It’s been two weeks since the launch of Project Squared and the Cisco Collaboration Cloud. We’ve received fantastic feedback and great uptake. And we’re really happy that so many people are using Project Squared – and liking the experience.
I’d like to take you on a little behind-the-scenes tour and shed some light on the Cisco Collaboration Cloud and how it works. Here is a 10,000 foot view of the architecture:
The core architecture is built on OpenStack. We use it for compute, networking, and storage services. OpenStack supports both the functional components of the architecture as well as the operational services, such as: logging, metrics, events, health and even VPN services (for inter-DC messaging and replication).

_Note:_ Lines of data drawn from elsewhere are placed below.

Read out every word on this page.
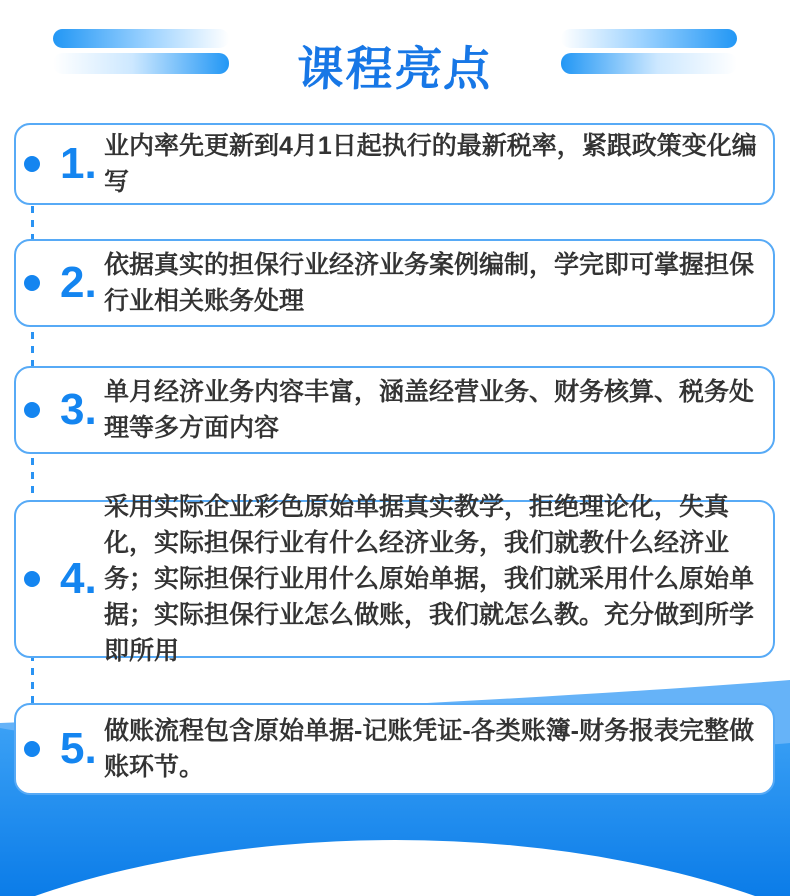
课程亮点
1. 业内率先更新到4月1日起执行的最新税率，紧跟政策变化编写
2. 依据真实的担保行业经济业务案例编制，学完即可掌握担保行业相关账务处理
3. 单月经济业务内容丰富，涵盖经营业务、财务核算、税务处理等多方面内容
4.
采用实际企业彩色原始单据真实教学，拒绝理论化，失真化，实际担保行业有什么经济业务，我们就教什么经济业务；实际担保行业用什么原始单据，我们就采用什么原始单据；实际担保行业怎么做账，我们就怎么教。充分做到所学即所用
5. 做账流程包含原始单据-记账凭证-各类账簿-财务报表完整做账环节。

Much of the functional code is deployed on Cloud Foundry, which we use as our PaaS (Platform as a Service Layer). This functional code is built as a set of microservices, which are coarse-grained elements that provide independent and loosely coupled functions. These functions are consumed by the client and include the room service, which handles room creation, synchronization, and posting of activities.
Other services include document previewing, conference control, media orchestration, avatar management, admin portal services, and notifications. These services are all accessed via REST (aka Web2.0) APIs over HTTPS. We’re an HTTPS-only shop – no unencrypted access.
We use the Cloud Foundry HTTP reverse proxy to distribute inbound requests to the right microservice. Each of these services is stateless: They do not retain any kind of state between HTTP transactions. Any data requiring persistence is placed into one of our data services, which allows our services to achieve horizontal scale and reliability. It also greatly eases software upgrades.
For data storage, we use several different storage technologies: We use a fair amount of noSQL tech, including Cassandra, Riak, Redis, Elasticsearch, and RabbitMQ. We also have more traditional database technologies that support our user identity service, for example. Microservices exchange data through their REST interface alone, and not through shared data services.
Several of our functional components require tight real-time performance and direct, non-proxied network access and thus run natively on OpenStack, and not on Cloud Foundry. This includes our software that does the real-time voice and video-conferencing functions.
And that’s a high level snapshot of what we’ve built. Stay tuned for more deep dives!
Hi Jonathan
Good overview, looks cool and modern. I have a few quick questions.
Inter-DC replication was covered, how do you handle replication between DC-s, do you rely on the storage services like Cassanda replication implementation for Cassandra, Riak for Riak etc ?
Do you do any Chaos Monkey like tests and how quickly monitoring picks up any issues with the services ? What do you use for alerting about issues, is it part of monitoring or a separate sub-system ?
How do you do authentication between the micro-services, is it cert based ?
Depends on your DC setup, but how do you choose the media services for real-time processing in geographically sparse participants ?
Anyway, I have more questions, but looking forward to more deep dives!
@Rain – good to hear from you 🙂
On inter-DC replication: yes we are relying on the replication capabilities of the DB itself. A few of these (eg.., Redis) are used strictly for transient data like caches and thus dont do inter-DC replication.
On chaos monkey: we typically run our entire battery of integaration tests on the production network, constantly. This is primarily functional testing, not the destructive testing that chaos monkey does. Running integration tests on production has been a frequent source of finding outages (though typically lots of other alarms are going off too). We’re working towards a fuller Simian army type of testing but arent there yet.
Inter-service authentication is entire OAuth based. All inter-service comms is via REST, there are no backdoors.
Discovering the right media service to use: this is an evolving story and we’re going to be taking a big step soon in an upcoming push; stay tuned 🙂
Very good high level architecture view and definitely helpful before the deep dive. So far, the experience with the Project Squared is good and sure that it will be more robust (may be with settings, built-in alarms, etc.) soon.
My question would be, when we say that those real time functional components (controllers) runs natively on OpenStack, it could be directly accessed from clients using non-REST interfaces as well. Correct? In that case, it may end up in writing more json API’s and become complex.
Looking forward to hear more during the deep dive.
The stuff running on openstack primarily does real-time media, i.e., RTP.